Welcome to You Ask Andy

Tony Salva, age 11, of Huntsville, Alabama, for his question:

Which is the biggest polar icecap and why?

The world's champion icecap spreads right over the South Pole. It is a massive shield of frozen snow that fits inside the Antarctic Circle at the very bottom of the globe. The arctic winter may freeze an icecap of about the same size. But the south polar ice field is a year round fixture and many times thicker.

Our polar icecaps are created because the earth's axis happens to be tilted 23 1/2 degrees toward the plane of its orbit. The axis, as you know, is a line from pole to pole through the exact center of the solid globe. It is the line around which the earth rotates like a spinning top, once every 24 hours. And this axis is tilted toward our yearly orbital path around the sun. The tilted axis naturally tilts the Northern and Southern Hemispheres, along with their Arctic and Antarctic Poles.

The direction of the axis remains fixed, its two poles pointed to opposite regions in the starry cosmos beyond the Solar System. But the planet's orbital circle changes the axis slant in relation to the sun. In January, the south polar axis is tipped towards the sun, in July the North Pole bows toward the sun. This operation in geometry brings alternating seasons to the two hemispheres. It brings more extreme changes to the Arctic and Antarctic Circles. These realms extend 23 1/2 degrees of latitude from the poles, a figure directly related to the 23 1/2 degree angle of the axis.

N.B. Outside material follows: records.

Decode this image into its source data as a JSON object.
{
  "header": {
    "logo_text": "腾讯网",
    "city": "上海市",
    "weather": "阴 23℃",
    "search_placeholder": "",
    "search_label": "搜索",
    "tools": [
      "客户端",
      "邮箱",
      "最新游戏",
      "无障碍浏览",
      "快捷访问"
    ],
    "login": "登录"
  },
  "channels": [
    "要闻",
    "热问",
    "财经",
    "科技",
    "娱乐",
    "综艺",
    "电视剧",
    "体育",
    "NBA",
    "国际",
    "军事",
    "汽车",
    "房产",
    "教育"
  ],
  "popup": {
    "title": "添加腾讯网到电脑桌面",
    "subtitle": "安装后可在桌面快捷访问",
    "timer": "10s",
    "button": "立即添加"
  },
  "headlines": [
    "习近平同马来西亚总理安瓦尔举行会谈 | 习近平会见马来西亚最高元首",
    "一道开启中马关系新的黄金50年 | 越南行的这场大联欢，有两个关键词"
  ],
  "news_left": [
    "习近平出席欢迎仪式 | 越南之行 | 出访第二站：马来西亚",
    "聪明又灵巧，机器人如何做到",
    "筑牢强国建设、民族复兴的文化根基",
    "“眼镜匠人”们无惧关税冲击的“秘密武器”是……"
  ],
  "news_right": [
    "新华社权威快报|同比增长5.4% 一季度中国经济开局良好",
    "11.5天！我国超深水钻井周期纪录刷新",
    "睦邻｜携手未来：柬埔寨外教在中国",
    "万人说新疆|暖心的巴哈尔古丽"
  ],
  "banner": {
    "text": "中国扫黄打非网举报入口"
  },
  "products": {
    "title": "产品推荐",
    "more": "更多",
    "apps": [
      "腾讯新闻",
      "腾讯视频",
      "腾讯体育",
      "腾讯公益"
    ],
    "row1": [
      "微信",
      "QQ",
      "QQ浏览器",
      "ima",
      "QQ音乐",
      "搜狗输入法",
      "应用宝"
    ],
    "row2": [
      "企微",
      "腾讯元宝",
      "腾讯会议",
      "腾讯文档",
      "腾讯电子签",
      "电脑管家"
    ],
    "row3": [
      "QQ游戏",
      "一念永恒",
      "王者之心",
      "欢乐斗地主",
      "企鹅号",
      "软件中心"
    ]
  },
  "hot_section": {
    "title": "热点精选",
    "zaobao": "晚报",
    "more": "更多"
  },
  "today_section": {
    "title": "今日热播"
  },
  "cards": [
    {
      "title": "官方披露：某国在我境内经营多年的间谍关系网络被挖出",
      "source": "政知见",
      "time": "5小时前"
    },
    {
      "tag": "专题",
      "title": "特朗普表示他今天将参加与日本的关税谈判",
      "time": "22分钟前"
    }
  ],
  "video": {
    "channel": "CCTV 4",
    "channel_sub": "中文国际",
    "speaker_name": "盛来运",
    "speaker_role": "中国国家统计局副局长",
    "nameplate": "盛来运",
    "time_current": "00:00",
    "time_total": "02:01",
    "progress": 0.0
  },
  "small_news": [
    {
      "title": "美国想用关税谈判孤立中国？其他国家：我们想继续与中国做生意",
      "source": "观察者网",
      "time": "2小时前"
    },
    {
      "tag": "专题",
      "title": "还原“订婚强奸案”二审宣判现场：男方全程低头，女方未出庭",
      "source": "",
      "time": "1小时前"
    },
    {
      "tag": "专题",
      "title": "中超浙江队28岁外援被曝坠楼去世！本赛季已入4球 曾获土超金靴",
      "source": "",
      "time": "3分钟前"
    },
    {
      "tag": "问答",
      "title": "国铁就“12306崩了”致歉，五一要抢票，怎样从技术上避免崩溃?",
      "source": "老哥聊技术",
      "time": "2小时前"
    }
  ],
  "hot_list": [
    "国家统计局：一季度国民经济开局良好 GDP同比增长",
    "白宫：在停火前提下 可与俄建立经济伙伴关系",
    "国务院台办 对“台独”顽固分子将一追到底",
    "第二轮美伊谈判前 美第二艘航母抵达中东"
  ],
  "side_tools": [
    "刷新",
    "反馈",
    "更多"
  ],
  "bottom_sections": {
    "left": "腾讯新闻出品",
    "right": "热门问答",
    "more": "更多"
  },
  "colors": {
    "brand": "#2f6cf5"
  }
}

The yearly quota of sunlight hours is equal all. over the world. But the allocations are uneven. The polar circles get months of summer when the sun never sets and months of winter when the sun never rises. The Arctic and Antarctic Circles get equal shares of long summer daylight, and long winter nights. You would expect their polar icecaps to be equal. But the land and salt water make a great difference. Oceans are milder than land and salt water melts more easily than fresh water.

The North Pole lies about two miles below the Arctic Ocean.. Winters are cold enough to freeze its surface several feet thick. But the saltwater ice is cracked by tides and currents and spring breaks it into melting fragments. The South Pole is on the landmass of Antarctica under a massive icecap almost two miles thick. The ice is frozen fresh water from fallen snows and the frozen wasteland covers an area of 5,100,000 square miles. The icecap at the North Pole may cover roughly the same area, but its thin ice is merely a winter event.

There are no mild ocean waves under the Antarctic icecap and the warmth of the summer sun never reaches the ground below. The vast frozen wasteland breeds its own weather and the temperature rarely rises above freezing. Where the ice meets the sea, chunks are chewed off by the pounding waves. Meantime, new fields of frozen snow add their bulk to the monstrous icecap.

The Antarctic icecap works with the atmosphere to breed its own weather. The frozen expanse chills the air above it, summer and winter. Cold, heavy air masses push howling blizzards across the ice throughout the year. Such cold fronts also breed over the Arctic. They tend to push out to the Arctic Circle and beyond. There they are captured by the prevailing winds arid carried into our weather system. They bring us chilly storms    but they are mild compared to the raging blizzards of Antarctica.